En todo caso, y este es el factor fundamental, la lógica binaria del significante explica solo una parte de la
sexualidad, de las identificaciones y los modos de gozar, y no es la parte más importante. Digamos que
explica únicamente la parte representable de la sexualidad, aquello que se suele llamar hoy «género».
Explica el baile de máscaras, pero no puede decir nada de la música y de la partitura con la que se mueve
el baile. ¿Qué ocurre si intentamos someter el campo del goce, tal como Lacan lo abre a partir de los años
sesenta, a esta lógica binaria? Pues que la maquinita de la diferencia relativa y binaria deja de funcionar.
La maquina se encalla, gripa, produce toda suerte de signos que los psicoanalistas —pero no solo los
psicoanalistas— llaman «síntoma». Cuando se trata del goce, y especialmente del goce sexual, entramos
en el campo de lo Uno… sin Otro. Cada uno con sus fantasmas y sus síntomas, y cada uno sin saber la
partitura que los cifra. Y ahí hace falta pasar a otra lógica que no es la de la diferencia relativa y binaria,
«una nueva lógica» que Lacan anunció y desarrolló en la última parte de su enseñanza.
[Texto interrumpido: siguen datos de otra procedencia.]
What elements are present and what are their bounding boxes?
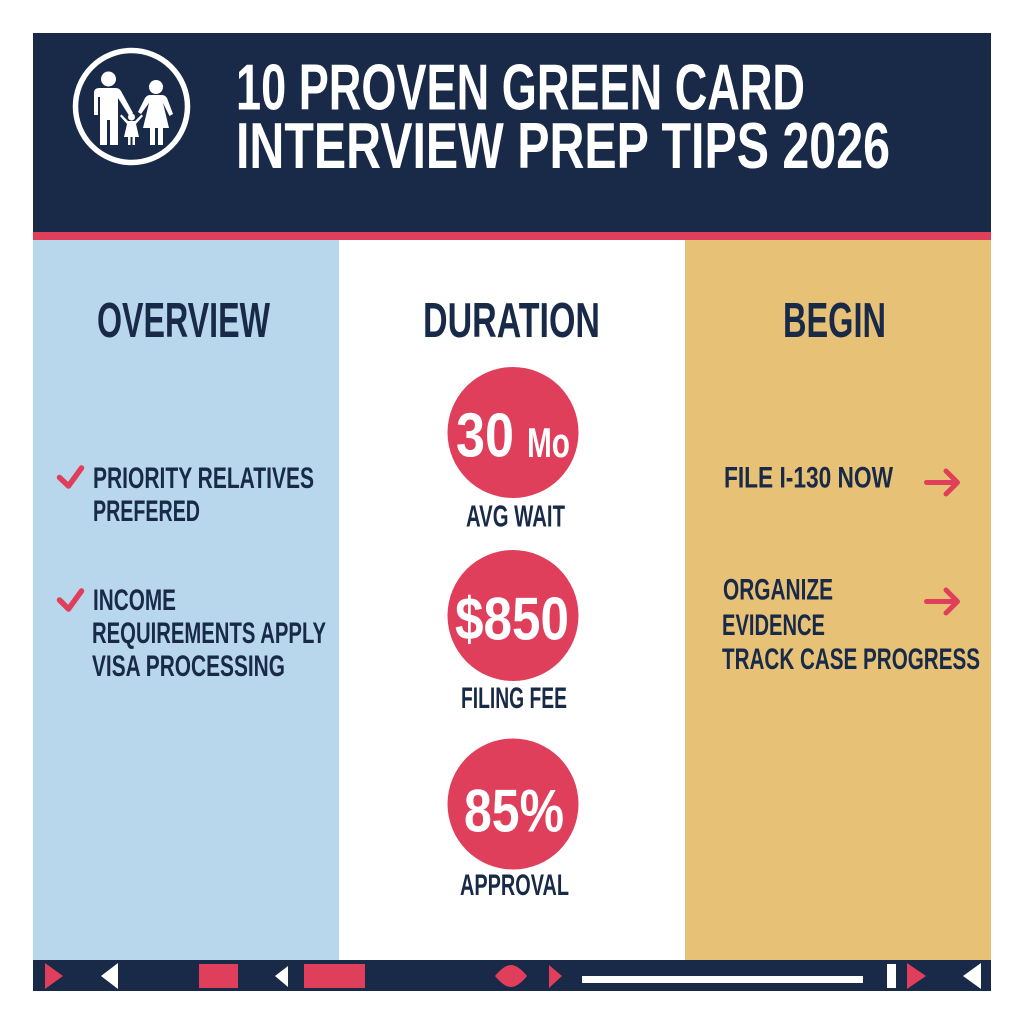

Bastaba una lectura, por somera que fuera, de seminarios de Jacques Lacan como el seminario «Aún»[2]
para entender que este cambio de registro es fundamental, que entramos en otra lógica que no es ya la
de la diferencia del Uno con el Otro, sean los que sean, sino que entramos en el campo del Uno… sin el
Otro. El Uno siempre nos engaña cuando se nos presenta como Otro, otro al que rechazamos, al que
segregamos, al que consideramos subalterno, incluso subdesarrollado. Y es así como podemos llegar
también a creernos extraños para él, hasta monstruosos. En realidad, creemos y creamos al monstruo con
esta lógica.

Que esta alteridad radical —una alteridad sin ningún Otro a partir de la que podamos definirla— sea lo
femenino —no las figuras culturales de la feminidad— no puede atribuirse al patriarcado y a la lógica
segregativa de las diferencias. Es una alteridad anterior lógicamente al patriarcado, hasta el punto que
podemos preguntarnos si el Padre mismo no es tal vez, pero solo tal vez, uno de los nombres de esta
alteridad sin Otro en el que sostener una reciprocidad. Hay muchos lugares donde Lacan lanza este
guante para quien quiera recogerlo. Veamos uno:

«Cómo saber si, como lo formula Robert Graves, el Padre mismo, nuestro padre eterno, el de todos, no es
sino Nombre entre otros de la Diosa blanca, la que en su decir se pierde en la noche de los tiempos, por
ser la Diferente, la Otra por siempre en su goce —tales esas formas de infinito cuya enumeración no
comenzamos sino al saber que es ella la que nos suspenderá a nosotros.» [3]

He aquí al famoso patriarcalismo puesto patas para arriba, desmantelado definitivamente. El Padre: solo
un nombre entre otros de la Diosa Blanca, mito anterior a toda cultura patriarcal. Ya no se trata aquí de la
diferencia relativa a la que se refiere Preciado, la diferencia de los sexos. Es una diferencia absoluta, sin
ningún Otro al que oponerse para definirla. Es el goce del cuerpo, la sexualidad misma. Hay una profusión
de desarrollos en esta vía —«el padre, servirse de él para prescindir de él» fue el tema de un congreso de
la Asociación Mundial de Psicoanálisis— que sería mucho más fructífera para no seguir endilgando al
psicoanálisis lacaniano la falsa etiqueta de hetero-patriarcal.

[1] Preciado, P.B. (2020), Yo soy el monstruo que os habla. Informe para una academia de psicoanalistas. Anagrama, Barcelona, p.
55.

[2] Lacan, J., (1072), Seminario 20, Aún. Ed. Paidos, Buenos Aires, 1981.

[3] Lacan, J., (1974), «Prefacio a El despertar de la primavera», Otros escritos, Paidos, Buenos Aires 2012, p. 589.